Le détective soupira au téléphone et dit : « Non. »
« Alors comment pouvons-nous clore le dossier ? Il pourrait y avoir toute une série d'affaires irrémédiables derrière cela. »
« Tout ça, c'est de votre faute, les médias », a déclaré le détective avec un sourire ironique.
"nous?!"
« La plupart des affaires peuvent être traitées lentement, mais celle-ci a été signalée le lendemain des faits, les médias nous pressaient et nous étions sous forte pression. Maintenant que le meurtrier a été arrêté, nous pouvons confirmer sa culpabilité et il a avoué
; les preuves sont donc concluantes. Il serait très difficile de classer l’affaire sans suite car le mobile reste flou… »
« Je comprends », dis-je en soupirant encore. Je comprenais sa situation. C'était semblable à la raison pour laquelle la police française avait classé l'affaire malgré les doutes persistants. Une fois l'affaire classée, pourquoi la police s'infligerait-elle une pression publique croissante au nom de la perfection
? De plus, leurs supérieurs avaient certainement fixé des délais pour la résolution de l'affaire.
«
Le parquet va bientôt déposer des accusations. Dans une affaire aussi médiatisée, le procès devrait être public. Il est au moins sous le coup d'une peine de mort avec sursis, et son attitude face à la perspective d'avouer sa culpabilité est inquiétante. Il sera probablement condamné à la peine capitale. S'il ne supporte pas la pression après le prononcé du verdict et qu'il avoue à nouveau, sa peine pourrait être réduite. C'est ce que nous espérons pour l'instant.
»
Je me souviens de son expression pendant l'entretien
; il savait déjà ce qui l'attendait. Allait-il s'affaiblir soudainement au dernier moment
? Qui sait
? Se préparer à la mort est une chose
; pouvoir supporter son approche en est une autre. Il y a toujours une volonté de vivre dans le cœur humain, à moins que…

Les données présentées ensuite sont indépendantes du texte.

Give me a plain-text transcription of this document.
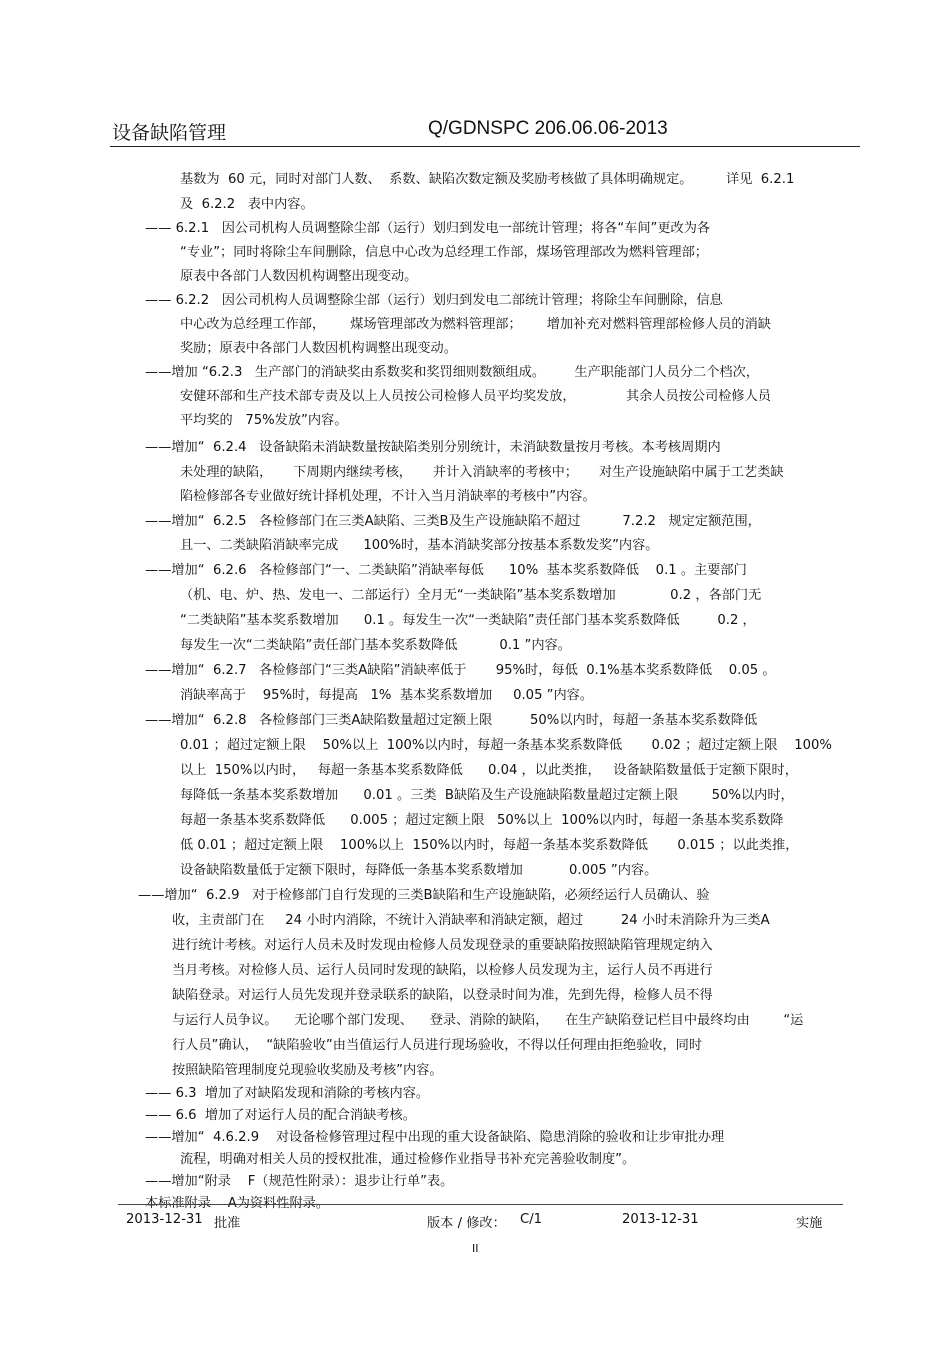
设备缺陷管理	Q/GDNSPC 206.06.06-2013
基数为  60 元，同时对部门人数、  系数、缺陷次数定额及奖励考核做了具体明确规定。        详见  6.2.1
及  6.2.2   表中内容。
—— 6.2.1   因公司机构人员调整除尘部（运行）划归到发电一部统计管理；将各“车间”更改为各
“专业”；同时将除尘车间删除，信息中心改为总经理工作部，煤场管理部改为燃料管理部；
原表中各部门人数因机构调整出现变动。
—— 6.2.2   因公司机构人员调整除尘部（运行）划归到发电二部统计管理；将除尘车间删除，信息
中心改为总经理工作部，      煤场管理部改为燃料管理部；      增加补充对燃料管理部检修人员的消缺
奖励；原表中各部门人数因机构调整出现变动。
——增加 “6.2.3   生产部门的消缺奖由系数奖和奖罚细则数额组成。       生产职能部门人员分二个档次，
安健环部和生产技术部专责及以上人员按公司检修人员平均奖发放，            其余人员按公司检修人员
平均奖的   75%发放”内容。
——增加“  6.2.4   设备缺陷未消缺数量按缺陷类别分别统计，未消缺数量按月考核。本考核周期内
未处理的缺陷，     下周期内继续考核，     并计入消缺率的考核中；     对生产设施缺陷中属于工艺类缺
陷检修部各专业做好统计择机处理，不计入当月消缺率的考核中”内容。
——增加“  6.2.5   各检修部门在三类A缺陷、三类B及生产设施缺陷不超过          7.2.2   规定定额范围，
且一、二类缺陷消缺率完成      100%时，基本消缺奖部分按基本系数发奖”内容。
——增加“  6.2.6   各检修部门“一、二类缺陷”消缺率每低      10%  基本奖系数降低    0.1 。主要部门
（机、电、炉、热、发电一、二部运行）全月无“一类缺陷”基本奖系数增加             0.2 ，各部门无
“二类缺陷”基本奖系数增加      0.1 。每发生一次“一类缺陷”责任部门基本奖系数降低         0.2 ，
每发生一次“二类缺陷”责任部门基本奖系数降低          0.1 ”内容。
——增加“  6.2.7   各检修部门“三类A缺陷”消缺率低于       95%时，每低  0.1%基本奖系数降低    0.05 。
消缺率高于    95%时，每提高   1%  基本奖系数增加     0.05 ”内容。
——增加“  6.2.8   各检修部门三类A缺陷数量超过定额上限         50%以内时，每超一条基本奖系数降低
0.01 ；超过定额上限    50%以上  100%以内时，每超一条基本奖系数降低       0.02 ；超过定额上限    100%
以上  150%以内时，   每超一条基本奖系数降低      0.04 ，以此类推，   设备缺陷数量低于定额下限时，
每降低一条基本奖系数增加      0.01 。三类  B缺陷及生产设施缺陷数量超过定额上限        50%以内时，
每超一条基本奖系数降低      0.005 ；超过定额上限   50%以上  100%以内时，每超一条基本奖系数降
低 0.01 ；超过定额上限    100%以上  150%以内时，每超一条基本奖系数降低       0.015 ；以此类推，
设备缺陷数量低于定额下限时，每降低一条基本奖系数增加           0.005 ”内容。
——增加“  6.2.9   对于检修部门自行发现的三类B缺陷和生产设施缺陷，必须经运行人员确认、验
收，主责部门在     24 小时内消除，不统计入消缺率和消缺定额，超过         24 小时未消除升为三类A
进行统计考核。对运行人员未及时发现由检修人员发现登录的重要缺陷按照缺陷管理规定纳入
当月考核。对检修人员、运行人员同时发现的缺陷，以检修人员发现为主，运行人员不再进行
缺陷登录。对运行人员先发现并登录联系的缺陷，以登录时间为准，先到先得，检修人员不得
与运行人员争议。    无论哪个部门发现、    登录、消除的缺陷，    在生产缺陷登记栏目中最终均由        “运
行人员”确认，  “缺陷验收”由当值运行人员进行现场验收，不得以任何理由拒绝验收，同时
按照缺陷管理制度兑现验收奖励及考核”内容。
—— 6.3  增加了对缺陷发现和消除的考核内容。
—— 6.6  增加了对运行人员的配合消缺考核。
——增加“  4.6.2.9    对设备检修管理过程中出现的重大设备缺陷、隐患消除的验收和让步审批办理
流程，明确对相关人员的授权批准，通过检修作业指导书补充完善验收制度”。
——增加“附录    F（规范性附录）：退步让行单”表。
本标准附录    A为资料性附录。
2013-12-31 批准	版本 / 修改： C/1	2013-12-31	实施
II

À moins qu'il n'ait quelque chose de plus important que la vie et la mort auquel se raccrocher.
« Au fait, nous avons également enquêté sur Cui Xingjian par la suite. »
« Cui Xingjian, qui est-ce ? »
« C'est ce pervers dont vous parliez lors de votre entretien avec Lü Wanqiang avant-hier, celui qui harcèle toujours les femmes. Vous l'avez mentionné dans votre première déposition
; nous l'avons interrogé, et comme rien de suspect n'a été relevé, nous l'avons relâché. Cependant, Lü Wanqiang vous a dit avant-hier qu'il avait suivi Cui Xingjian jusqu'au domicile de Huang Zhi la veille du meurtre. Si ses dires sont exacts, compte tenu de la configuration de ce petit hôtel, lorsque Cui Xingjian a vu Huang Zhi entrer dans la chambre 319 et redescendre, il a forcément aperçu Lü Wanqiang. »
« Ah, oui ! Lü Wanqiang doit absolument le suivre à l'étage pour savoir dans quelle chambre se trouve Huang Zhi. Qu'a dit le harceleur ? »
« Il n’a pas vu Lü Wanqiang. Et il a affirmé avec certitude que si quelqu’un l’avait suivi dans l’hôtel, il l’aurait remarqué, à moins que ce ne soit le chat ! »
Comment Lü Wanqiang explique-t-il cela ?
L'inspecteur Wang renifla et dit d'un ton irrité : « Il a dit qu'il avait été très prudent, donc Cui ne l'a pas découvert. »
"Absurdité!"
« Nous savons qu'il dit n'importe quoi, mais nous n'y pouvons rien. Maintenant, il n'a même plus peur de la mort. »
J'ai mis fin à la conversation avec le détective sans un mot. L'enquête policière a confirmé que le meurtre de Huang Zhi par Lü Wanqiang n'était pas un acte impulsif, un simple coup de tête. Il avait obtenu l'adresse de Huang Zhi par d'autres moyens. Ces moyens impliquaient des choses qu'il s'était efforcé de dissimuler, des choses qu'il aurait préféré mourir plutôt que de révéler.
Je restais là, immobile, au bord de la route, au milieu de la foule animée, le ciel s'assombrissant peu à peu tandis que je ruminais ces pensées décousues.
"Bip..." Le téléphone sonna de nouveau.